Diğer yandan enternasyonal feminist direniş örgütlenmeye devam ediyor. 2016’da başlayan kadın grevleri sürüyor. 2018’de 8 Mart’ta İspanya’da kadın grevi örgütlenirken, 24 Ekim’de İzlanda’da kadınlar ücret eşitsizliğine, işyerinde taciz ve şiddete karşı greve gittiler. Haziran ayında ise İspanya’da iktidara gelen Sosyalist Parti’nin kurduğu on yedi bakanlıktan oluşan hükümetin on bir bakanı kadın oldu.
İrlanda’da kürtaj yasağı kalktı. Afrika’da ilk kez bir kadın devlet başkanı oldu: Liberya’da başkan seçilen Ellen Johnson Sirleaf kadın sünnetini yasakladı. ABD’de kasımda yapılan ara seçimlerde çok sayıda siyah ve Latin kökenli kadın Temsilciler Meclisi’ne seçildi.
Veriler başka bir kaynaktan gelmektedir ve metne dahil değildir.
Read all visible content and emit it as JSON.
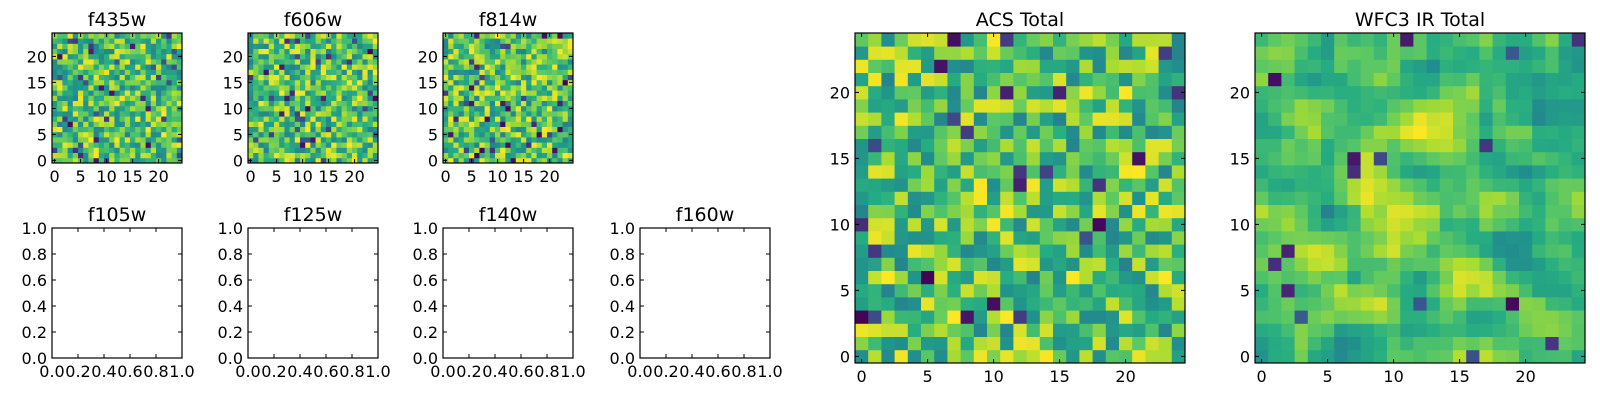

Arjantin’de kürtaj hakkı için başlayan yeşil fular hareketi tüm Latin Amerika’ya yayıldı. Kadınlar erkek şiddetine ve kürtaj yasaklarına karşı devlet kurumlarının yanı sıra kiliselere yönelik de şiddet kullandıkları eylemler örgütlediler. ABD’de 2017’de başlayan #Bende hareketi Avrupa ve Japonya’da yaygınlaşırken İran’da kadınların başörtülerini çıkararak beyaz başörtüsünü salladıkları görüntüleri sosyal medyada paylaşma eylemleri sürüyor.
Türkiye’de de feministler ve kadın hareketi AKP iktidarına karşı Kadınlar Birlikte Güçlü kampanyasıyla, “haklarımızdan ve kazanımlarımızdan vazgeçmiyoruz” demek için örgütlenmeye, 5-6 Ocak İstanbul buluşmasıyla devam ediyor.